Ideally, to test the maximum capabilities of your Thanos Store node, you need to set --query.look-back to the value that is the maximum of your retention times set on Thanos Compactor i.e. max(retention.resolution-raw, retention.resolution-5m, retention.resolution-1h). However, it only asks for raw data at the moment. Generally, you are supposed to have those three retention periods set to the same value so I think this advice is still applicable. We could parameterize this in the future. Pull requests are welcome.

Also, we could improve by spamming calls to other gRPC methods that are exposed by StoreAPI as well such as LabelValues(). But, for the time being only Series() is sufficient because that call generates the most load and that is what users do most of the time.

What’s more, you should most likely set the --timeout parameter to the value of –query.timeout that you have on your Thanos Query node. This helps to mimic the exact thing your users would do in the worst-case i.e. waiting the whole time period until they’d their results.

Things To Look For

Of course, you need to follow the application-specific metrics. For that, I would recommend you to import the dashboards from here.

As you can see in this Thanos Sidecar dashboard, running with even a few workers immediately leads to a huge increase in resource consumption:

Screenshot showing that the test has started i.e. rate of gRPC calls jumped to a couple thousand every second

There are the three golden signals you should look out for in those dashboards:

  • Request rate
  • Error rate
  • Duration

All of the ideal values of those metrics are specific to your service level. Obviously, in a perfect world, you should be able to handle as many requests as possible with the least amount of duration and with no errors. Normally, you’d look at the 99th percentile of durations:

Screenshot showing Thanos Sidecar requests p99 on my local computer

This is a very small duration because I am running it on my own computer.

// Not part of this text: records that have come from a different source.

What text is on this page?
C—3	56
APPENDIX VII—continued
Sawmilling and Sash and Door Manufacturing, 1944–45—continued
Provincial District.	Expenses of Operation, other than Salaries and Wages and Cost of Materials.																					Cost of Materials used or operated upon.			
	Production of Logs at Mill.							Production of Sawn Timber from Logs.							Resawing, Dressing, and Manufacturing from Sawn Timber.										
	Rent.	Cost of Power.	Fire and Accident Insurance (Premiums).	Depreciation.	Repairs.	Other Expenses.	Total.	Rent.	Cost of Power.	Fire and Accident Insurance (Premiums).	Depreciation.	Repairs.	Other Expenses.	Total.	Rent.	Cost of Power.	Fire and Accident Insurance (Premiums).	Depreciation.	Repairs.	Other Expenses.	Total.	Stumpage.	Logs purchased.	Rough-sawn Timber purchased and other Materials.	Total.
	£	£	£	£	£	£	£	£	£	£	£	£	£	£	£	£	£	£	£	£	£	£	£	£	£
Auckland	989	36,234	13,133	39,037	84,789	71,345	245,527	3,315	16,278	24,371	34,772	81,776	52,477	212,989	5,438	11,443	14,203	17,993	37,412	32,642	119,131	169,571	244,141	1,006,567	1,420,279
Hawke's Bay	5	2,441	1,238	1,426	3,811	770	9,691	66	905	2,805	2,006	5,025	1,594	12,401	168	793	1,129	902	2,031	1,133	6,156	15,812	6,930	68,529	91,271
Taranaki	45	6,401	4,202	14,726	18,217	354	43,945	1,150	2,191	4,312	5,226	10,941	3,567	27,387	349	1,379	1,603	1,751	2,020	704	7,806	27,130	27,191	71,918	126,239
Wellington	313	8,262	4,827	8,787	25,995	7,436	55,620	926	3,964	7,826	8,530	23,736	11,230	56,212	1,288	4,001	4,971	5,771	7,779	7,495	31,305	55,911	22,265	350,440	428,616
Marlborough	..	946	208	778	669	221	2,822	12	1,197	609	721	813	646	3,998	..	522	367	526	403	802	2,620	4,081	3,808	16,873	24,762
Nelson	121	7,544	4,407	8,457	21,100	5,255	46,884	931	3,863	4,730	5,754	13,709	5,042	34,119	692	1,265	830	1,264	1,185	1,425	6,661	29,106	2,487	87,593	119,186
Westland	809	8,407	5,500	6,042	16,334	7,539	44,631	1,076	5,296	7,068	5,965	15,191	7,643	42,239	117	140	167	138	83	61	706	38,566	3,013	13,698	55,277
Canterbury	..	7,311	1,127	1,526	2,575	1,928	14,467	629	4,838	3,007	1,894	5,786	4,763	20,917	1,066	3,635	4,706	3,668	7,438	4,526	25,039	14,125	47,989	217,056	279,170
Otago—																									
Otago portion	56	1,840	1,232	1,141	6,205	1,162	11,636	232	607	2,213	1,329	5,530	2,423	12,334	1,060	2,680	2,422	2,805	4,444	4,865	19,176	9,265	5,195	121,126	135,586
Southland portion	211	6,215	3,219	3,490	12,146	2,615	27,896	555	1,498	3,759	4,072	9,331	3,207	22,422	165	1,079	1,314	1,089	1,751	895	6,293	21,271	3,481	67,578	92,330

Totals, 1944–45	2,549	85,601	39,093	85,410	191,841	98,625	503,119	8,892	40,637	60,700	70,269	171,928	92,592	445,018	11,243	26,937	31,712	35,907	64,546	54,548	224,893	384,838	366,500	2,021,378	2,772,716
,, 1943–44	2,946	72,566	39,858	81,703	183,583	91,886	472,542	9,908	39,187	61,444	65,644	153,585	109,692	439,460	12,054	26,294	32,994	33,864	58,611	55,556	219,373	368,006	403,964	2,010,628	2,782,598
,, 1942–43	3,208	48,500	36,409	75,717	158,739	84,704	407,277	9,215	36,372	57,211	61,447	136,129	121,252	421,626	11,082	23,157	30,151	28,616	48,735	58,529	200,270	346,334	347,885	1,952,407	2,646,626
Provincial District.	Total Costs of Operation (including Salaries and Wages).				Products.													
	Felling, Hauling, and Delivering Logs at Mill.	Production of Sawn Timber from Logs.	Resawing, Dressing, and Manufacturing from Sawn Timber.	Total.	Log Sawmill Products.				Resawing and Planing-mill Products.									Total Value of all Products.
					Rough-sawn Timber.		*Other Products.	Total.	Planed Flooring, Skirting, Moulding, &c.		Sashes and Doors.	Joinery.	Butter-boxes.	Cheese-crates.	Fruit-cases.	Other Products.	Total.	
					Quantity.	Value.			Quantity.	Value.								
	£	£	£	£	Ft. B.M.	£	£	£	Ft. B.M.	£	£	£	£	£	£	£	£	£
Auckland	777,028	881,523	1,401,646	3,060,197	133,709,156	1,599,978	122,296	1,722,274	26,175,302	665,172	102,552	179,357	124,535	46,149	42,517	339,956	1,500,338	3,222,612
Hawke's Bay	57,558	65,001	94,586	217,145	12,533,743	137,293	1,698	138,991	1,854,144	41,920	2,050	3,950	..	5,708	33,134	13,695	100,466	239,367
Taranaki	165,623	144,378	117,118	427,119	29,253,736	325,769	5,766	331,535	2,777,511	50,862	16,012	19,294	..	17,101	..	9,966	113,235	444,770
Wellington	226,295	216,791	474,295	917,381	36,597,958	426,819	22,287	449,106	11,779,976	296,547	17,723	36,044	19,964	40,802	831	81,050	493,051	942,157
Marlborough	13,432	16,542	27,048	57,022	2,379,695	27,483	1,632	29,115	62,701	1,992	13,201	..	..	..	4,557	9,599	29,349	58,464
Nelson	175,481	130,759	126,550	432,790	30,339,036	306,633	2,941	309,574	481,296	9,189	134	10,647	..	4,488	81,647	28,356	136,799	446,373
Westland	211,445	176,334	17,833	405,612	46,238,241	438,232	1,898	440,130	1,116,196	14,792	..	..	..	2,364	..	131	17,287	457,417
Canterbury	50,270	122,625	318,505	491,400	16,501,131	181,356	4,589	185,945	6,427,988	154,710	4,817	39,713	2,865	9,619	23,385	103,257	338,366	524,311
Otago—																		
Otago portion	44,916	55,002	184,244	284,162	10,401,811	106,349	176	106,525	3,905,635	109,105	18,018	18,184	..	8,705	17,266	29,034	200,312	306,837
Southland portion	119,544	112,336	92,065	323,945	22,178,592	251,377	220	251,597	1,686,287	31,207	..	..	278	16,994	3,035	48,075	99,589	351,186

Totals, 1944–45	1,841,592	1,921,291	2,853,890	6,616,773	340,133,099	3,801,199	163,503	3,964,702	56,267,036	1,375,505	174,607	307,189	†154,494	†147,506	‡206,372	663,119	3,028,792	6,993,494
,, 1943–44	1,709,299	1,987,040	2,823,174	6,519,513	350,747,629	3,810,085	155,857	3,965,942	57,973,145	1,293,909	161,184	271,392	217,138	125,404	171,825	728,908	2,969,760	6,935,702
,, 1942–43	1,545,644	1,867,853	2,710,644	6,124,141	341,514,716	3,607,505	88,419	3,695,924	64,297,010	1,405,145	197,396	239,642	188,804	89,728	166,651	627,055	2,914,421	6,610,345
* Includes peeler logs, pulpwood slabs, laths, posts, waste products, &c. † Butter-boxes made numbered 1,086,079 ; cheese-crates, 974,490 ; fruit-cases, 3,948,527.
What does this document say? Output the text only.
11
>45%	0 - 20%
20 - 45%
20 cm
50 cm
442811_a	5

Also, operating system-level metrics are very important as well. You can get them by installing node_exporter or wmi_exporter with their respective dashboards. RAM consumption should ideally be maximally around 80% to have some margin in case you will want to perform some RAM heavy operations. CPU and other resources are reflected via the latency metrics provided by Thanos.

I think all of the things related to stress testing a live Thanos deployment should be covered by this article. Obviously, improvements are always possible so feel free to open up a pull request on thanosbench and/or comment down below if you notice any issues!